To cut down immense greenhouse gases emission and energy consumption in the rapidly urbanizing world, a holistic understanding and rethinking of our dynamic urban energy system are inevitable. Performing bottom-up building energy modelings at urban scale based on Geographic Information System (GIS) and semantic 3D city models could be a promising option to provide quantitative and integrated energy solutions.

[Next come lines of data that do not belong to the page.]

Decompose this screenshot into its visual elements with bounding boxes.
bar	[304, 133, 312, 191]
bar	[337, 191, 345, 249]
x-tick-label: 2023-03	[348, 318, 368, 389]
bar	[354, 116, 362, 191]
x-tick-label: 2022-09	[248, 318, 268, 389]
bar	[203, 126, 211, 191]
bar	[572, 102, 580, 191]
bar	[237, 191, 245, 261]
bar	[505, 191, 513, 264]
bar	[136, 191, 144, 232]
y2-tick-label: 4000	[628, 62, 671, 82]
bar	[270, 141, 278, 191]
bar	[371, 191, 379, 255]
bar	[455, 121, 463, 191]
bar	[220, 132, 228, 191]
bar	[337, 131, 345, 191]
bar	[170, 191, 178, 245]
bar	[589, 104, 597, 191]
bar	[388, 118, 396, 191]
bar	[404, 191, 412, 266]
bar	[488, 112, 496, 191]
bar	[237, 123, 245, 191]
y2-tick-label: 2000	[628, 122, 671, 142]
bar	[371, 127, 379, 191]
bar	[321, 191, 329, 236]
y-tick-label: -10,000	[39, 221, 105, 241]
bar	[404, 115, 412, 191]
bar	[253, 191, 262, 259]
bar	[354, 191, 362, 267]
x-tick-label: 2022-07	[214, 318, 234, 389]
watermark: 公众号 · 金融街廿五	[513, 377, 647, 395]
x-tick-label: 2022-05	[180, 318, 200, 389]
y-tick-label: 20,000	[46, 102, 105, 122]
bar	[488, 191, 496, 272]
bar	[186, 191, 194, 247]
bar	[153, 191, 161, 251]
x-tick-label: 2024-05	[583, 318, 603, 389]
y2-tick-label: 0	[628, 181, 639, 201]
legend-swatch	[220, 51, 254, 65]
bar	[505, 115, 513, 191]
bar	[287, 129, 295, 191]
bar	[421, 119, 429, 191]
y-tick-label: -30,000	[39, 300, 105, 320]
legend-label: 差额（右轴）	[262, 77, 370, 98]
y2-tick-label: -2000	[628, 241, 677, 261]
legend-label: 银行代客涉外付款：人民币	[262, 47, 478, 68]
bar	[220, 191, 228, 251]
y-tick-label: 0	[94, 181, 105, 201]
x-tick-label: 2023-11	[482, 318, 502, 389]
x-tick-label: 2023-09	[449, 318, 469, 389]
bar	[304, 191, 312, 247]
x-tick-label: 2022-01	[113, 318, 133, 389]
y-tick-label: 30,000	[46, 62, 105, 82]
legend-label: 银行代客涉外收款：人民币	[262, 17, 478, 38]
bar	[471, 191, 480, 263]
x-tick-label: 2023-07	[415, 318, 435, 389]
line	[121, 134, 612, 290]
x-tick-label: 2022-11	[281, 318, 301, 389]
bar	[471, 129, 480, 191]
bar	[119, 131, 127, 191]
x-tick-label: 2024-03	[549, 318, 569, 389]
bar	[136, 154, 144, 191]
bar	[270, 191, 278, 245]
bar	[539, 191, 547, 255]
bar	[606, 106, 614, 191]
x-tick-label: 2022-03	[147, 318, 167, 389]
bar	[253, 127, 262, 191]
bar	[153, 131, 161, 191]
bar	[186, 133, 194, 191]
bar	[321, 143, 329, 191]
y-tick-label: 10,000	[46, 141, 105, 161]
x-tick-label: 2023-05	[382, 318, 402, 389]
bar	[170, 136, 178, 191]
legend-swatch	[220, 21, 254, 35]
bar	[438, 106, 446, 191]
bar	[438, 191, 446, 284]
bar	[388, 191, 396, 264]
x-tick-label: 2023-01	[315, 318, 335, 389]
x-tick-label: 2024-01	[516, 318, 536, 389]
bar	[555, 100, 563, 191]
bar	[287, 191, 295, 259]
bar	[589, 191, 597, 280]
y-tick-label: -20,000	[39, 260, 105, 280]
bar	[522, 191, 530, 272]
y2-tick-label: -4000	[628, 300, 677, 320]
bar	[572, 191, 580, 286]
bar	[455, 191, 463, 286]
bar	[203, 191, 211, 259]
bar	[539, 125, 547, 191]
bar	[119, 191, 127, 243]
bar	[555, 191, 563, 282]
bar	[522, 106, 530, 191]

Nevertheless, input uncertainties either caused by limited data accessibility in most cities or parameters with stochastic variability (e.g. house occupancy profile) become one of the biggest obstacles to produce reliable and acceptable building energy modeling results. This study aims to address the heating demand simulation performance gap caused by input uncertainties. In this case study based on Amsterdam residential building stock, parameter importance ranking of the 14 simulation inputs are first derived according to the sensitivity analysis. The selected key uncertain parameters are then modeled in a probabilistic distribution way at postcode 6 level (approximately or slightly more than 10 buildings). Model calibration is based on the Bayesian approach and given six years (2010-2015) of gas consumption data to infer parameter posterior distributions. After the training phase, the calibrated annual heating demand simulation results of the validation years show significant improvement in modeling accuracy. Comparing the baseline and the calibrated simulation results, the averaged absolute percentage errors of energy use intensity (EUI) among at least 84 valid postcodes have decreased from 24.96% to 8.31% in 2016 and from 19.93% to 7.70% in 2017 respectively.

The calibrated urban building energy model would be most interested by municipalities, urban planners, and engineering consultancies. It can be used to evaluate long-term energy supply and demand strategies, identify building renovation saving potential, perform large-scale building performance mapping, and carry out retrofit measures assessment.